A somewhat alternative approach uses simple aggregates and a filter on the employee-hire count:
[code language="sql"]
with months as
( select 0 + rownum month_num
, to_char( to_date('01-'||rownum||'-2010', 'DD-MM-YYYY'), 'MONTH') month_name
from dual
connect
by level < 13
)
select months.month_name
, count(empno) "number of hires"
from emp e
right outer join
months
on extract(month from e.hiredate)= months.month_num
having count(empno) = 0
group
by months.month_name
, months.month_num
order
by months.month_num
[/code]
This next elaborate query shows the number of hired employees in each month per department.

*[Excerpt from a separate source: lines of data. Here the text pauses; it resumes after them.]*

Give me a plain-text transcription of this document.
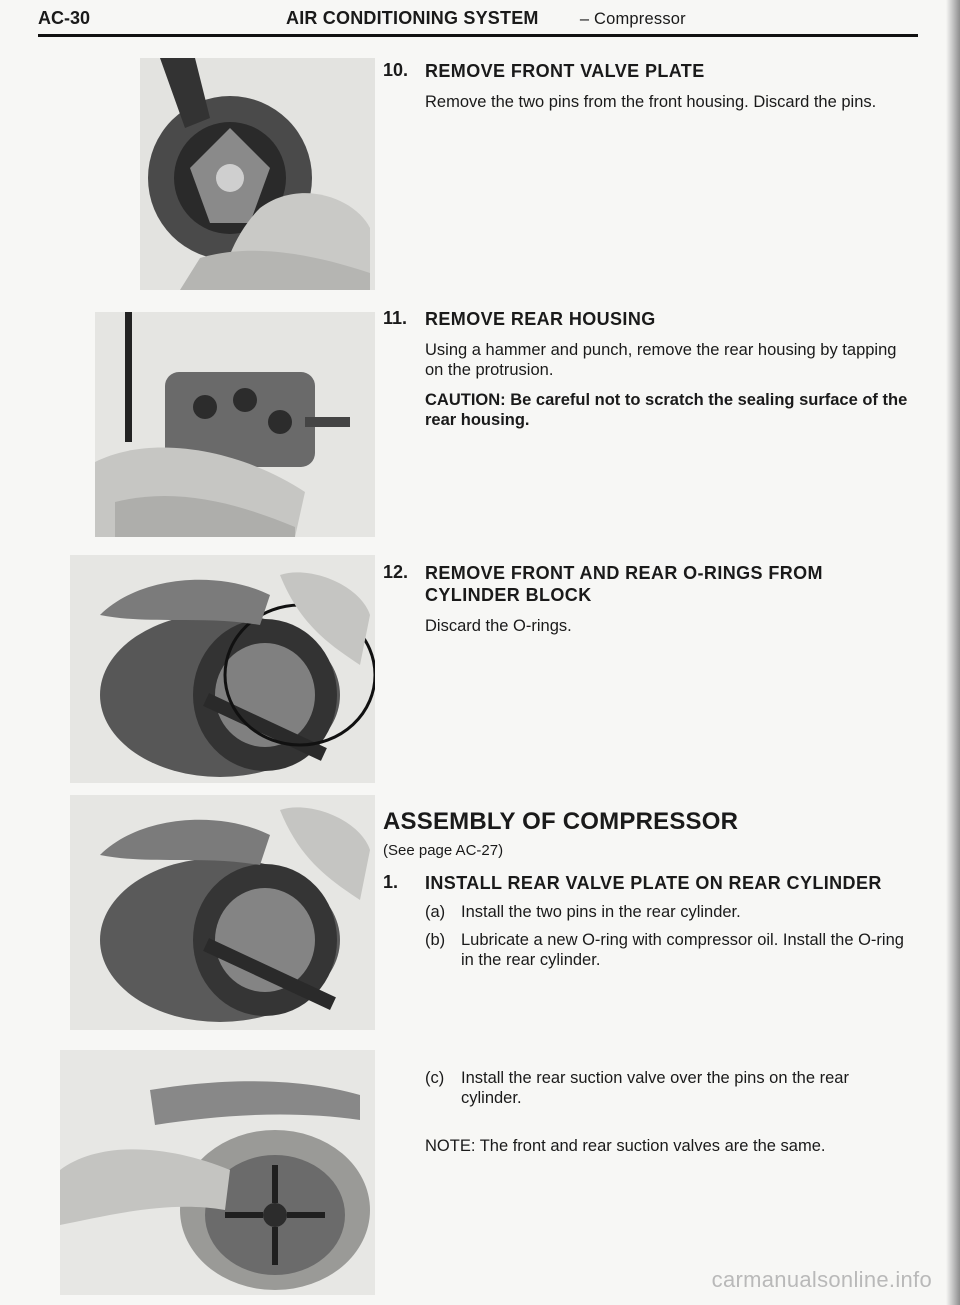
AC-30	AIR CONDITIONING SYSTEM – Compressor
10. REMOVE FRONT VALVE PLATE

Remove the two pins from the front housing. Discard the pins.

11. REMOVE REAR HOUSING

Using a hammer and punch, remove the rear housing by tapping on the protrusion.

CAUTION: Be careful not to scratch the sealing surface of the rear housing.

12. REMOVE FRONT AND REAR O-RINGS FROM CYLINDER BLOCK

Discard the O-rings.

ASSEMBLY OF COMPRESSOR
(See page AC-27)
1. INSTALL REAR VALVE PLATE ON REAR CYLINDER
(a) Install the two pins in the rear cylinder.
(b) Lubricate a new O-ring with compressor oil. Install the O-ring in the rear cylinder.
(c) Install the rear suction valve over the pins on the rear cylinder.
NOTE: The front and rear suction valves are the same.
carmanualsonline.info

Again, using the PARTITION BY clause, the outer join has been applied to every department, instead of just once for every row in the MONTHS set. The result of this query would help to get an answer two the question: for each department – give me the months in which no employee was hired.
[code language="sql"]
with months as
( select 0 + rownum month_num
, to_char( to_date('01-'||rownum||'-2010', 'DD-MM-YYYY'), 'MONTH') month_name
from dual
connect
by level < 13
)
select months.month_name
, deptno department
, count(empno) "number of hires"
from emp e
partition by (deptno)
right outer join
months
on extract(month from e.hiredate)= months.month_num
group
by months.month_name
, months.month_num
, deptno
order
by months.month_num
, deptno
[/code]
Who in each department does not have a colleague with less experience
One way of reading this section title is: finding a record (EMP) for which there is not a next record (EMP) [where hiredate is more recent]. When a query can be expressed in terms of a next record, you should immediately think Analytical Functions, and more specifically: LEAD (and LAG).
Using lead we can look for the next less experienced colleague for each employee:
[code language="sql"]
select ename
, lead(ename) over (partition by deptno order by hiredate asc) next_less_experienced_in_dept
, deptno
, hiredate
from emp
order
by deptno
, hiredate
[/code]
Then we filter on those rows for which next_less_experienced_in_dept is null to find the most junior employees in each department.
[code language="sql"]
select ename
, deptno
from ( select ename
, lead(ename) over (partition by deptno order by hiredate asc) next_less_experienced_in_dept
, deptno
from emp
)
where next_less_experienced_in_dept is null
[/code]
Now it is easy to check if these least experienced employees are also the least-earners:
[code language="sql"]
select ename
, deptno
from ( select ename
, lead(ename) over (partition by deptno order by sal desc) next_less_paid_in_dept
, deptno
from emp
)
where next_less_paid_in_dept is null
[/code]
It turns out that MILLER and JAMES make an appearance in both result sets, ADAMS is least experiences in 20 yet SMITH makes less.
An alternative approach to the ‘find least experienced employees’, and even more compact, is this query:
[code language="sql"]
select deptno
, max(ename) keep (dense_rank last order by hiredate asc)
from emp
group
by deptno
[/code]
This query selects for each department the ename for the record that is ranked last when ordered by hiredate. I have never quite gotten used to this syntax, but it can be quite useful.
The equivalent for salary should be obvious:
[code language="sql"]
select deptno
, max(ename) keep (dense_rank last order by sal desc)
from emp
group
by deptno
[/code]
No Colleagues
Our final question in this article: which employees do not have a colleague in the same job (either in their own department or in the entire company)
[code language="sql"]
select ename
, deptno
, job
from ( select ename
, count(*) over (partition by job, deptno) -1 num_of_colleagues
, deptno
, job
from emp
)
where num_of_colleagues = 0
[/code]
It turns out that it is lonely both at the top and at the bottom (PRESIDENT, MANAGER and CLERK).